Cryptocurrencies are considered lawless means through which criminals are facilitated who disguise the original money source and perform malevolent activities. The reason is the anonymity due to which criminals find it an easy target to transfer money across the world. Digital identity in the cryptocurrency world stores information digitally that is collected from cryptocurrency transactions. This information is used to monitor the legitimacy of miners and customers.
Just the way banks perform due diligence operations by ensuring Know Your Customer regulations, in the cryptocurrency world, it corresponds to Know Your Transaction (KYT). The term KYT is coined as a result of cryptocurrency challenges that introduced anonymity and made backtracking difficult that ultimately gave opportunities to bad actors to conduct financial crimes. KYT helps conventional banks comply with the regulatory obligations along with the adoption of digital technology.
By identifying and verifying the transaction, virtual currency platforms will be able to maintain a clean customer base. Moreover, a rule-based approach helps spot suspicious activities of the customers in the financial system. At the core, financial transactions need clarity about the payment processes and third-parties involved in it. While making transactions among two companies, huge data is needed such as tax details, lading bills, documents, proof of residency and identity. In some cases, even, more granular details are needed such as the name of identity who reviewed the documents.
KYT solutions ensure trust between banks and their affiliates. Moreover, the KYT process provides enhanced security and reduces the cost of operations. To comply with regulatory authorities banks and financial institutions need to ensure transparency and security in the financial systems to avoid the entrance of bad actors who can disturb the legitimate financial flow.
Know Your Transaction – KYC of Blockchain
Blockchain, near regulatory authorities, is a complex concept that does not fully address the concerns of transparency and security.

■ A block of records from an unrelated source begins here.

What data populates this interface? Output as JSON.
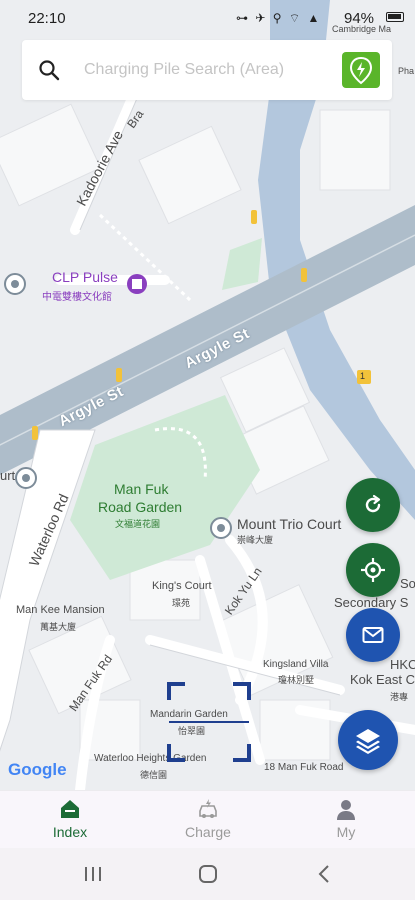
{
  "status_bar": {
    "time": "22:10",
    "indicators": "⊶ ✈ ⚲ ⌔ ▲",
    "battery": "94%"
  },
  "search": {
    "placeholder": "Charging Pile Search (Area)",
    "value": ""
  },
  "map": {
    "labels": {
      "cambridge": "Cambridge Ma",
      "phase": "Pha",
      "braemar": "Bra",
      "kadoorie": "Kadoorie Ave",
      "clp_en": "CLP Pulse",
      "clp_zh": "中電雙樓文化館",
      "argyle_1": "Argyle St",
      "argyle_2": "Argyle St",
      "court_left": "urt",
      "waterloo": "Waterloo Rd",
      "man_fuk_en": "Man Fuk",
      "man_fuk_en2": "Road Garden",
      "man_fuk_zh": "文福道花園",
      "mount_trio_en": "Mount Trio Court",
      "mount_trio_zh": "崇峰大廈",
      "kings_court_en": "King's Court",
      "kings_court_zh": "璟苑",
      "kok_yu": "Kok Yu Ln",
      "man_kee_en": "Man Kee Mansion",
      "man_kee_zh": "萬基大廈",
      "secondary": "Secondary S",
      "so": "So",
      "kingsland_en": "Kingsland Villa",
      "kingsland_zh": "瓊林別墅",
      "hkc": "HKC",
      "kok_east": "Kok East C",
      "kok_east_zh": "港專",
      "man_fuk_rd": "Man Fuk Rd",
      "mandarin_en": "Mandarin Garden",
      "mandarin_zh": "怡翠園",
      "waterloo_heights_en": "Waterloo Heights Garden",
      "waterloo_heights_zh": "德信園",
      "man_fuk_18": "18 Man Fuk Road",
      "route_badge": "1"
    },
    "attribution": "Google"
  },
  "tabs": [
    {
      "label": "Index",
      "active": true
    },
    {
      "label": "Charge",
      "active": false
    },
    {
      "label": "My",
      "active": false
    }
  ],
  "colors": {
    "primary_green": "#1c6b36",
    "accent_blue": "#1f54b0",
    "pile_green": "#5ab52a"
  }
}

Looking at it with the perspective of banks and financial institutions, KYC is not enough for virtual currency service providers. The complex associations of digital identities and their data should be transparent enough to evaluate an identity against honest identity attributes. This helps ensure a clean customer base and reduce the incidences of financial crimes such as money laundering and terrorist financing.
KYT is effective in identifying the suspicious entities flowing in the financial system. The minors who mine coins in the blockchain are not fully aware of the persona and transactions associated with it. These hidden identities, as blockchain gives the concept of anonymity kills the objective of transparency. This is the reason that fraudulent entities become successful in performing sanctions across the world anywhere they want. This ultimately affects economic growth.

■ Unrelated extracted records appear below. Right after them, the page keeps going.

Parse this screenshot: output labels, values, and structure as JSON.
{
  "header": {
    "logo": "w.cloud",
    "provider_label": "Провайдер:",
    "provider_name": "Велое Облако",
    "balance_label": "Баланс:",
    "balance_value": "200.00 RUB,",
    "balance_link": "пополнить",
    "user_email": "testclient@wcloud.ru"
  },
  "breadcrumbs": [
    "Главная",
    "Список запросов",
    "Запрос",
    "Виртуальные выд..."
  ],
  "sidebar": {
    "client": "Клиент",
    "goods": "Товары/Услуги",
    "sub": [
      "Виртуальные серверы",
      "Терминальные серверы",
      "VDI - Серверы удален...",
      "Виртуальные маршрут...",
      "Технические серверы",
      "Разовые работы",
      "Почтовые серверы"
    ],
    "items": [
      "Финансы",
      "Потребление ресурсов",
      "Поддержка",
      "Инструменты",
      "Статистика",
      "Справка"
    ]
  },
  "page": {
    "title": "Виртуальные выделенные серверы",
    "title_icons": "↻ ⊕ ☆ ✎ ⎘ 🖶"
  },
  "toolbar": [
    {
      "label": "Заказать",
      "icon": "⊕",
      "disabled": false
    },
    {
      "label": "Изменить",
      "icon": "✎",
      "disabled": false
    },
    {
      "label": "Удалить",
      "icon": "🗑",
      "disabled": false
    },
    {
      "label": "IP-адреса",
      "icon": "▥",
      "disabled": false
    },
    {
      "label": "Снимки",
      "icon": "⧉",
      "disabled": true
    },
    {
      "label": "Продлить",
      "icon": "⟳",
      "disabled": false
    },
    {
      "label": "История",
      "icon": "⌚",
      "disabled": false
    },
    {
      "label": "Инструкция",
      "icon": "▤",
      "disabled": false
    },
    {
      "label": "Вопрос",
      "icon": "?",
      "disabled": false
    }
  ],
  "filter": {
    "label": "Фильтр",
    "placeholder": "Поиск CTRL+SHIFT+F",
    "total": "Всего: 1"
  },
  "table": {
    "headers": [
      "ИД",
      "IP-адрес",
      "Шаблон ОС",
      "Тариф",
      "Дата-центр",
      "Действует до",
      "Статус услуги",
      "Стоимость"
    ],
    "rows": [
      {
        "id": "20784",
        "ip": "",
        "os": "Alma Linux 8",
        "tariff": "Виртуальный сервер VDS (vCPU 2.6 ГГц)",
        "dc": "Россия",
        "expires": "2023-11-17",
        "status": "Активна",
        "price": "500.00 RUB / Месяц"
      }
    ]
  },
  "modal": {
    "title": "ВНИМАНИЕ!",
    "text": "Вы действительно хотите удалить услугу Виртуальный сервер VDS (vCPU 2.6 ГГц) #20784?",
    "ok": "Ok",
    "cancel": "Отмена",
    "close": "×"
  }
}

Local and global regulatory authorities are vigilant with respect to actions that virtual currency platforms and banks should consider regarding transaction verification of customers. Virtual currency services need to give a clear description of their working and operations to make it clear that no fraudulent entity is facilitated through their platform. KYT is the ultimate solution. KYT services are able to detect dishonest nodes that are making false transactions.
By employing technological advancements and innovative financial technologies, virtual currency providers can monitor suspicious entities. Using Artificial intelligence, machine learning, and other similar technologies, the behavior of individuals in the financial system can be detected and monitored. The transition that seems even close to suspicious is marked and discarded. In this way, the bad actors who misuse the anonymous feature of blockchain cannot proceed to a transaction if it does not contain any proof of transaction that it is an honest one.
Machine learning algorithms are trained with a huge amount of data set that are able to differentiate between honest and dishonest nodes. They filter out the bad actors from good ones and make them suspicious. This is done so if some entity tries to choose a transaction path that is unusual or make frequent transactions having a short amount or even try to make a one god transaction that crosses the minimum threshold. The attempt is considered violent.